El estudio no se centró específicamente en la cuenca mediterránea. Sin embargo, la sequía, que ya dura varios años, se está agravando en varios países de la región, responsable de más del 95 % de la producción mundial de aceite de oliva.
Los científicos señalaron que reducir la dependencia de los combustibles fósiles y centrarse en la sostenibilidad podría ayudar a mitigar el impacto del cambio climático y favorecer la adaptación.
«La buena noticia es que la trayectoria RCP 8.5 es cada vez menos probable de lo que se imaginaba anteriormente a medida que avanzamos hacia la transición a fuentes de energía más limpias», afirmaron los investigadores.
Según los científicos, otra vía para la adaptación es desarrollar sistemas predictivos que ofrezcan alertas oportunas sobre episodios de sequía compuesta y sus repercusiones en la agricultura y la población.
Esas predicciones «pueden ayudar a la sociedad a desarrollar planes y medidas para minimizar las pérdidas económicas y reducir el sufrimiento humano derivado de tales desastres provocados por el clima», señalaron los investigadores.

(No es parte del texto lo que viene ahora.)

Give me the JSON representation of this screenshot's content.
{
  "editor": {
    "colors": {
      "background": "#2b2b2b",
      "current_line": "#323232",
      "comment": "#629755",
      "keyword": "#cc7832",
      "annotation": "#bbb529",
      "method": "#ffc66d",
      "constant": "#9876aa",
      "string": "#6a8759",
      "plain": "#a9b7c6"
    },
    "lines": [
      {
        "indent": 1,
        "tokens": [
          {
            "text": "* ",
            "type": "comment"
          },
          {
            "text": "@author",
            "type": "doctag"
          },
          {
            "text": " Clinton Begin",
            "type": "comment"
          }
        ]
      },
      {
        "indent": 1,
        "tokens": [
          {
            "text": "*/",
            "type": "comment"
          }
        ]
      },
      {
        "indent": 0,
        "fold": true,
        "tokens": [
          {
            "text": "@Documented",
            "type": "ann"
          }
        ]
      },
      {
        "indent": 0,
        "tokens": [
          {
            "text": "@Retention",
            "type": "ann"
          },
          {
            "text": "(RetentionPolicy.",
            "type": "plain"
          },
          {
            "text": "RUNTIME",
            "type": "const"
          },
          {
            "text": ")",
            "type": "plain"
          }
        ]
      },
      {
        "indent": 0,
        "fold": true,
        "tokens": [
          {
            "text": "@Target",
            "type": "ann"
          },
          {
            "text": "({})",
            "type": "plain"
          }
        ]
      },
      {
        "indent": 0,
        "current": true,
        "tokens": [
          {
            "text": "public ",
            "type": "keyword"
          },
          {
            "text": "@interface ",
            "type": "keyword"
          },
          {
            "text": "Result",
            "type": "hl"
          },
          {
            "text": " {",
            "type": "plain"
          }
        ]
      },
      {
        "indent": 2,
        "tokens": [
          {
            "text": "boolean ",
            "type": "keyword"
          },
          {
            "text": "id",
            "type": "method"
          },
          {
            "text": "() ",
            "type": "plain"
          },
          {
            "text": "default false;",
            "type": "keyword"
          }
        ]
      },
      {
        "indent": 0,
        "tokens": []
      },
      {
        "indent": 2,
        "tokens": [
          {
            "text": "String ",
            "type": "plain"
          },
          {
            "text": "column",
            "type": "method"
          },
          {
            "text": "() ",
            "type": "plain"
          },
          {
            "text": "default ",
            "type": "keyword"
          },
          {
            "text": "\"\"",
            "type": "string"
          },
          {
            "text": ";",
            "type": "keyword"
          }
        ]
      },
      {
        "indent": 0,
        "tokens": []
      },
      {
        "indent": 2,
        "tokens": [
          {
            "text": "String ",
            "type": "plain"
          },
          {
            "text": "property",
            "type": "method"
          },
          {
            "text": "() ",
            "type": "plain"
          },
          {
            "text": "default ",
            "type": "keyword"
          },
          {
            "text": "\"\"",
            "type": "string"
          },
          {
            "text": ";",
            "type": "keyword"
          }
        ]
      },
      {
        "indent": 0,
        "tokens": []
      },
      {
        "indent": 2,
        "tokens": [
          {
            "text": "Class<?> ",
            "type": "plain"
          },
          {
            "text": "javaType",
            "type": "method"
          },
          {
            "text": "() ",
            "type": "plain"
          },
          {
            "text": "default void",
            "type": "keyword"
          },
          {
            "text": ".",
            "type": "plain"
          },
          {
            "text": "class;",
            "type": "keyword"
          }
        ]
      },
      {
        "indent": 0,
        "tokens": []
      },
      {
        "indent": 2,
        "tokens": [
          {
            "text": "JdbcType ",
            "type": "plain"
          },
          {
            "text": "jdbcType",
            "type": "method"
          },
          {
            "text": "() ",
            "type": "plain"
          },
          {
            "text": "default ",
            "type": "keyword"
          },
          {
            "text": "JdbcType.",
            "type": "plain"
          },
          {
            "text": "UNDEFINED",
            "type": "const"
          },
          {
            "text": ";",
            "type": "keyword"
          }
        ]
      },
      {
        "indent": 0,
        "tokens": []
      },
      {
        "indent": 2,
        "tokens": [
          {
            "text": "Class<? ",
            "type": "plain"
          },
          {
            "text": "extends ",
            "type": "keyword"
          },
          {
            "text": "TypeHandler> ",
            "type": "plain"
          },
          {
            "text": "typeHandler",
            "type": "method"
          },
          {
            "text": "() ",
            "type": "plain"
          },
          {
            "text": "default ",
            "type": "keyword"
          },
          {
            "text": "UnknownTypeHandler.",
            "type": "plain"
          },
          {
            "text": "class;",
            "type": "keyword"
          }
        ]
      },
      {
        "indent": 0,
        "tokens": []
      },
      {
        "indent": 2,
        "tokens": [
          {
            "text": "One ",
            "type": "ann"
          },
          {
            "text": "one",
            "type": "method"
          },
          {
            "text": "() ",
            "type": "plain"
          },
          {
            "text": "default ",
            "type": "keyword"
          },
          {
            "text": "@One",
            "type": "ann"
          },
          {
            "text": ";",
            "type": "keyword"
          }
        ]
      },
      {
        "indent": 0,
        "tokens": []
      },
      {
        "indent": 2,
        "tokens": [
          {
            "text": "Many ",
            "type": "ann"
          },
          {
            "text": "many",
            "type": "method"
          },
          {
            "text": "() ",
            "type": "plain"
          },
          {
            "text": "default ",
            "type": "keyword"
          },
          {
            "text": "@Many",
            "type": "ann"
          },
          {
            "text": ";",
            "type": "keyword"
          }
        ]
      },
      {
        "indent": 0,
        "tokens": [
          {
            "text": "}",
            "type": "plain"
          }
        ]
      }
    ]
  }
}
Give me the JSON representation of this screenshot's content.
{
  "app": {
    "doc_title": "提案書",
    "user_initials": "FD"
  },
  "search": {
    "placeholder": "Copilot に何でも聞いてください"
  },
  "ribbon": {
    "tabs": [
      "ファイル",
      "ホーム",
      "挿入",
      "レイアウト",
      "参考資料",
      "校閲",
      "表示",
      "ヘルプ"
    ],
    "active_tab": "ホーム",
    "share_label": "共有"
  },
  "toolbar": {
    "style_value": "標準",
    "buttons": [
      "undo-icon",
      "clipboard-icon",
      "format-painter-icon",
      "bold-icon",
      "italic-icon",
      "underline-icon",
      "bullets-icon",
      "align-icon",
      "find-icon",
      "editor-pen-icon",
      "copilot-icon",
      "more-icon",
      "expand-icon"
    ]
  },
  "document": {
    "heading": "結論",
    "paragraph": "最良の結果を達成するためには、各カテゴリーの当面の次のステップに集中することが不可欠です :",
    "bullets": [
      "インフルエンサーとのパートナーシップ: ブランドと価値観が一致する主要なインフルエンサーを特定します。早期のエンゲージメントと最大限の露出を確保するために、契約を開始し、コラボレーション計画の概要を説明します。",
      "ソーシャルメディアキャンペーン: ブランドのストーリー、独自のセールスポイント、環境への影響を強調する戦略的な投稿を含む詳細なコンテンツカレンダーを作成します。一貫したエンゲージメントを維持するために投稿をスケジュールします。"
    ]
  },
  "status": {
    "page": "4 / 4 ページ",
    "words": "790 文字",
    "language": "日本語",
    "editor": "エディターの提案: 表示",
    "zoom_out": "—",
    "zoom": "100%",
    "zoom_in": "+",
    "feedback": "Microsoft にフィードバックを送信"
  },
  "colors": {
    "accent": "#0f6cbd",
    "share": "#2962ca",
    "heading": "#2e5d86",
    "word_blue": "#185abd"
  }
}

«Además, la tecnología de riego eficiente en el uso del agua, los seguros de cosechas, la gestión equilibrada de los recursos terrestres e hídricos, el cambio hacia sistemas agrícolas resilientes al clima y el desarrollo de la capacidad institucional en todos los países y entre las partes interesadas pueden ser útiles para minimizar los impactos de las sequías simultáneas», añadieron.
El siguiente paso en la investigación será comprender cómo una sequía a tan gran escala puede afectar a la seguridad alimentaria mundial (por ejemplo, a la producción agrícola) y a la red de comercio de alimentos.
«Además, nuestro objetivo es comprender la capacidad de las reservas alimentarias mundiales para hacer frente a los efectos de futuras sequías a gran escala», concluyeron los investigadores.